The Mayor of London is aware that people from black and ethnic minority communities have the odds stacked against them so he is launching a number of initiatives through the European Social Fund which will hopefully provide more employment opportunities for black people. Yesterday afternoon I attended an information session at City Hall which was discussing an upcoming project to create more employment opportunities for people in the creative sector. There will be a £2,000,000 budget which should be used to get a minimum of 330 participants into employment, education or training. 50% of the participants must be from ethnic minority groups because the project is designed to create more diversity in the creative industry. The project is due to start next year and will run for three years. I look forward to hearing about the results of the project. In the meantime, more needs to be done to prevent young black people from getting involved in criminal activities. At yesterday's information session I learned that over 100 youth clubs in London had closed due to lack of funding so I'm concerned about the impact this will have on young people from deprived communities.

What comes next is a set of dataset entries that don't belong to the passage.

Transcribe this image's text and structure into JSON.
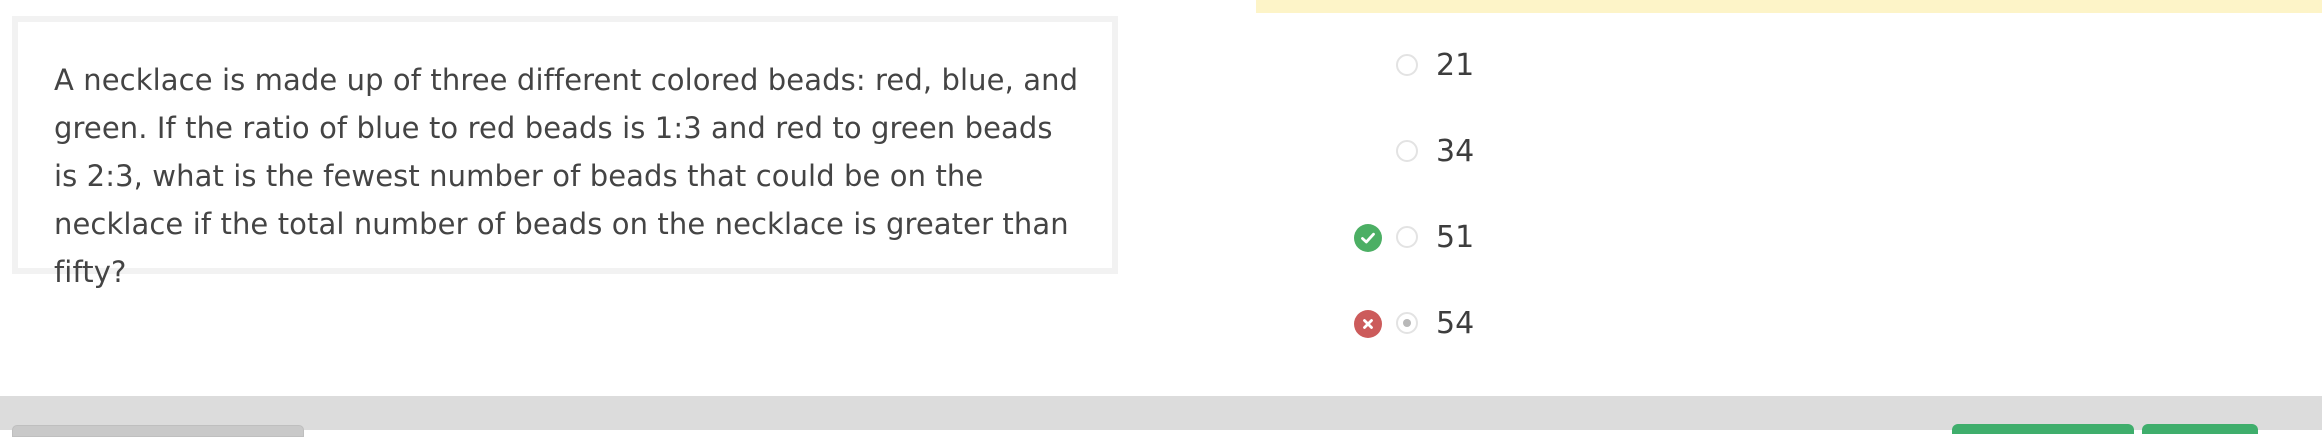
{
  "question": {
    "text": "A necklace is made up of three different colored beads: red, blue, and green. If the ratio of blue to red beads is 1:3 and red to green beads is 2:3, what is the fewest number of beads that could be on the necklace if the total number of beads on the necklace is greater than fifty?"
  },
  "choices": [
    {
      "label": "21",
      "selected": false,
      "mark": "none"
    },
    {
      "label": "34",
      "selected": false,
      "mark": "none"
    },
    {
      "label": "51",
      "selected": false,
      "mark": "correct"
    },
    {
      "label": "54",
      "selected": true,
      "mark": "incorrect"
    }
  ],
  "icons": {
    "correct": "check-circle-icon",
    "incorrect": "x-circle-icon"
  },
  "colors": {
    "correct": "#4caf64",
    "incorrect": "#cc5b5b",
    "banner": "#fdf4c8",
    "footer": "#dcdcdc",
    "footer_button_green": "#3fae6c"
  }
}
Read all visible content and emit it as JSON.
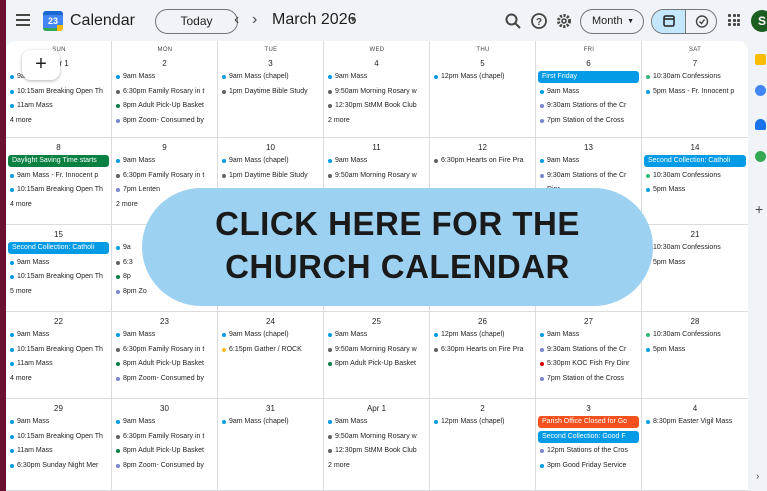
{
  "app": {
    "title": "Calendar",
    "logo_number": "23"
  },
  "toolbar": {
    "today_label": "Today",
    "prev_icon": "chevron-left-icon",
    "next_icon": "chevron-right-icon",
    "month_label": "March 2026",
    "view_label": "Month",
    "avatar_initial": "S"
  },
  "colors": {
    "blue": "#039be5",
    "gray": "#616161",
    "olive": "#33b679",
    "lavender": "#7986cb",
    "green": "#0b8043",
    "dark": "#3f3f3f",
    "yellow": "#f6bf26",
    "red": "#d50000",
    "tomato": "#f4511e",
    "chip_blue": "#039be5",
    "chip_green": "#0b8043"
  },
  "weekdays": [
    "SUN",
    "MON",
    "TUE",
    "WED",
    "THU",
    "FRI",
    "SAT"
  ],
  "weeks": [
    [
      {
        "date": "Mar 1",
        "events": [
          {
            "text": "9am Mass",
            "c": "blue"
          },
          {
            "text": "10:15am Breaking Open Th",
            "c": "blue"
          },
          {
            "text": "11am Mass",
            "c": "blue"
          }
        ],
        "more": "4 more"
      },
      {
        "date": "2",
        "events": [
          {
            "text": "9am Mass",
            "c": "blue"
          },
          {
            "text": "6:30pm Family Rosary in t",
            "c": "gray"
          },
          {
            "text": "8pm Adult Pick-Up Basket",
            "c": "green"
          },
          {
            "text": "8pm Zoom- Consumed by",
            "c": "lavender"
          }
        ]
      },
      {
        "date": "3",
        "events": [
          {
            "text": "9am Mass (chapel)",
            "c": "blue"
          },
          {
            "text": "1pm Daytime Bible Study",
            "c": "gray"
          }
        ]
      },
      {
        "date": "4",
        "events": [
          {
            "text": "9am Mass",
            "c": "blue"
          },
          {
            "text": "9:50am Morning Rosary w",
            "c": "gray"
          },
          {
            "text": "12:30pm StMM Book Club",
            "c": "gray"
          }
        ],
        "more": "2 more"
      },
      {
        "date": "5",
        "events": [
          {
            "text": "12pm Mass (chapel)",
            "c": "blue"
          }
        ]
      },
      {
        "date": "6",
        "chips": [
          {
            "text": "First Friday",
            "c": "chip_blue"
          }
        ],
        "events": [
          {
            "text": "9am Mass",
            "c": "blue"
          },
          {
            "text": "9:30am Stations of the Cr",
            "c": "lavender"
          },
          {
            "text": "7pm Station of the Cross",
            "c": "lavender"
          }
        ]
      },
      {
        "date": "7",
        "events": [
          {
            "text": "10:30am Confessions",
            "c": "olive"
          },
          {
            "text": "5pm Mass - Fr. Innocent p",
            "c": "blue"
          }
        ]
      }
    ],
    [
      {
        "date": "8",
        "chips": [
          {
            "text": "Daylight Saving Time starts",
            "c": "chip_green"
          }
        ],
        "events": [
          {
            "text": "9am Mass - Fr. Innocent p",
            "c": "blue"
          },
          {
            "text": "10:15am Breaking Open Th",
            "c": "blue"
          }
        ],
        "more": "4 more"
      },
      {
        "date": "9",
        "events": [
          {
            "text": "9am Mass",
            "c": "blue"
          },
          {
            "text": "6:30pm Family Rosary in t",
            "c": "gray"
          },
          {
            "text": "7pm Lenten",
            "c": "lavender"
          }
        ],
        "more": "2 more"
      },
      {
        "date": "10",
        "events": [
          {
            "text": "9am Mass (chapel)",
            "c": "blue"
          },
          {
            "text": "1pm Daytime Bible Study",
            "c": "gray"
          }
        ]
      },
      {
        "date": "11",
        "events": [
          {
            "text": "9am Mass",
            "c": "blue"
          },
          {
            "text": "9:50am Morning Rosary w",
            "c": "gray"
          }
        ]
      },
      {
        "date": "12",
        "events": [
          {
            "text": "6:30pm Hearts on Fire Pra",
            "c": "gray"
          }
        ]
      },
      {
        "date": "13",
        "events": [
          {
            "text": "9am Mass",
            "c": "blue"
          },
          {
            "text": "9:30am Stations of the Cr",
            "c": "lavender"
          },
          {
            "text": "Dinr",
            "c": "red"
          }
        ]
      },
      {
        "date": "14",
        "chips": [
          {
            "text": "Second Collection: Catholi",
            "c": "chip_blue"
          }
        ],
        "events": [
          {
            "text": "10:30am Confessions",
            "c": "olive"
          },
          {
            "text": "5pm Mass",
            "c": "blue"
          }
        ]
      }
    ],
    [
      {
        "date": "15",
        "chips": [
          {
            "text": "Second Collection: Catholi",
            "c": "chip_blue"
          }
        ],
        "events": [
          {
            "text": "9am Mass",
            "c": "blue"
          },
          {
            "text": "10:15am Breaking Open Th",
            "c": "blue"
          }
        ],
        "more": "5 more"
      },
      {
        "date": "16",
        "events": [
          {
            "text": "9a",
            "c": "blue"
          },
          {
            "text": "6:3",
            "c": "gray"
          },
          {
            "text": "8p",
            "c": "green"
          },
          {
            "text": "8pm Zo",
            "c": "lavender"
          }
        ]
      },
      {
        "date": "",
        "events": []
      },
      {
        "date": "",
        "events": []
      },
      {
        "date": "",
        "events": []
      },
      {
        "date": "",
        "events": []
      },
      {
        "date": "21",
        "events": [
          {
            "text": "10:30am Confessions",
            "c": "olive"
          },
          {
            "text": "5pm Mass",
            "c": "blue"
          }
        ]
      }
    ],
    [
      {
        "date": "22",
        "events": [
          {
            "text": "9am Mass",
            "c": "blue"
          },
          {
            "text": "10:15am Breaking Open Th",
            "c": "blue"
          },
          {
            "text": "11am Mass",
            "c": "blue"
          }
        ],
        "more": "4 more"
      },
      {
        "date": "23",
        "events": [
          {
            "text": "9am Mass",
            "c": "blue"
          },
          {
            "text": "6:30pm Family Rosary in t",
            "c": "gray"
          },
          {
            "text": "8pm Adult Pick-Up Basket",
            "c": "green"
          },
          {
            "text": "8pm Zoom- Consumed by",
            "c": "lavender"
          }
        ]
      },
      {
        "date": "24",
        "events": [
          {
            "text": "9am Mass (chapel)",
            "c": "blue"
          },
          {
            "text": "6:15pm Gather / ROCK",
            "c": "yellow"
          }
        ]
      },
      {
        "date": "25",
        "events": [
          {
            "text": "9am Mass",
            "c": "blue"
          },
          {
            "text": "9:50am Morning Rosary w",
            "c": "gray"
          },
          {
            "text": "8pm Adult Pick-Up Basket",
            "c": "green"
          }
        ]
      },
      {
        "date": "26",
        "events": [
          {
            "text": "12pm Mass (chapel)",
            "c": "blue"
          },
          {
            "text": "6:30pm Hearts on Fire Pra",
            "c": "gray"
          }
        ]
      },
      {
        "date": "27",
        "events": [
          {
            "text": "9am Mass",
            "c": "blue"
          },
          {
            "text": "9:30am Stations of the Cr",
            "c": "lavender"
          },
          {
            "text": "5:30pm KOC Fish Fry Dinr",
            "c": "red"
          },
          {
            "text": "7pm Station of the Cross",
            "c": "lavender"
          }
        ]
      },
      {
        "date": "28",
        "events": [
          {
            "text": "10:30am Confessions",
            "c": "olive"
          },
          {
            "text": "5pm Mass",
            "c": "blue"
          }
        ]
      }
    ],
    [
      {
        "date": "29",
        "events": [
          {
            "text": "9am Mass",
            "c": "blue"
          },
          {
            "text": "10:15am Breaking Open Th",
            "c": "blue"
          },
          {
            "text": "11am Mass",
            "c": "blue"
          },
          {
            "text": "6:30pm Sunday Night Mer",
            "c": "blue"
          }
        ]
      },
      {
        "date": "30",
        "events": [
          {
            "text": "9am Mass",
            "c": "blue"
          },
          {
            "text": "6:30pm Family Rosary in t",
            "c": "gray"
          },
          {
            "text": "8pm Adult Pick-Up Basket",
            "c": "green"
          },
          {
            "text": "8pm Zoom- Consumed by",
            "c": "lavender"
          }
        ]
      },
      {
        "date": "31",
        "events": [
          {
            "text": "9am Mass (chapel)",
            "c": "blue"
          }
        ]
      },
      {
        "date": "Apr 1",
        "events": [
          {
            "text": "9am Mass",
            "c": "blue"
          },
          {
            "text": "9:50am Morning Rosary w",
            "c": "gray"
          },
          {
            "text": "12:30pm StMM Book Club",
            "c": "gray"
          }
        ],
        "more": "2 more"
      },
      {
        "date": "2",
        "events": [
          {
            "text": "12pm Mass (chapel)",
            "c": "blue"
          }
        ]
      },
      {
        "date": "3",
        "chips": [
          {
            "text": "Parish Office Closed for Go",
            "c": "tomato"
          },
          {
            "text": "Second Collection: Good F",
            "c": "chip_blue"
          }
        ],
        "events": [
          {
            "text": "12pm Stations of the Cros",
            "c": "lavender"
          },
          {
            "text": "3pm Good Friday Service",
            "c": "blue"
          }
        ]
      },
      {
        "date": "4",
        "events": [
          {
            "text": "8:30pm Easter Vigil Mass",
            "c": "blue"
          }
        ]
      }
    ]
  ],
  "overlay": {
    "line1": "CLICK HERE FOR THE",
    "line2": "CHURCH CALENDAR"
  },
  "fab_label": "+"
}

Yesterday evening I watched a BBC Panorama documentary called 'Conned by my Church' about a London based church called SPAC Nation and I became deeply saddened by what I saw. I first heard about SPAC Nation in May 2018 after I had been communicating with a drill rapper who was grieving the death of his friend and fellow group member. People on Social Media were trying to persuade the young man to make a revenge record so I reached out to him on Snapchat and suggested that he make a tribute record for his friend. He told me that he thought it was a good idea and he agreed to meet up with me to learn more about my non profit organisation. I spoke to one of the Pastors at my church about the situation and he introduced me to some young Christian rappers to see if they would be interested in speaking to the young man. They suggested that I tell the young man to go to SPAC Nation because they felt that church would be better equipped to meet his needs. They advised me to watch a BBC documentary which had been done about a gospel drill group called Hope Dealers who attended SPAC Nation. I was quite impressed by the way that the men in the documentary had turned their lives around but I didn't agree with the church's preaching on prosperity so I decided not to refer the drill rapper to the church. 

Sadly, the drill rapper who I was trying to help was killed before I got the chance to meet him. He lived 5 minutes away from me so I went to a memorial that had been set up outside his home which was near to where he had been killed. Whilst there, I met his uncle who invited me up into the apartment to meet the young man's mother. I spoke to the young man's mother and sister and told them about my connection with the young man. I believed that he had wanted to turn his life around because after I reached out to him on Snapchat I viewed some of his posts and he was promoting peace and forgiveness. He came from a Muslim background so he would regularly talk about God on his posts.

Notwithstanding the current SPAC Nation controversy, parents should not be dissuaded from taking their children to church groups. Yesterday morning I met an African lady who lives in a deprived part of South London with her five year old son and two year old daughter. She asked me for advice on how she could keep her son from joining a gang. I told her that it would be a good idea to take her son to Sunday School so he can make friends with children who have strong morals. It's very difficult for young people to ignore peer pressure so it's important to make sure that her son associates with children who have been taught good values. She also needs to monitor the music that her son listens to so she can ensure that he isn't idolising artists who glorify and glamourise criminal behaviour. Having a male role model in the home helps but it doesn't stop young people from getting involved in criminal activities because most young people are more influenced by their peers than their parents. There are many great churches out there but it may take some trial and error before people find a church that suits them. It's important that parents teach their children to read The Bible for themselves so they can discern when a preacher is teaching something that isn't Biblical.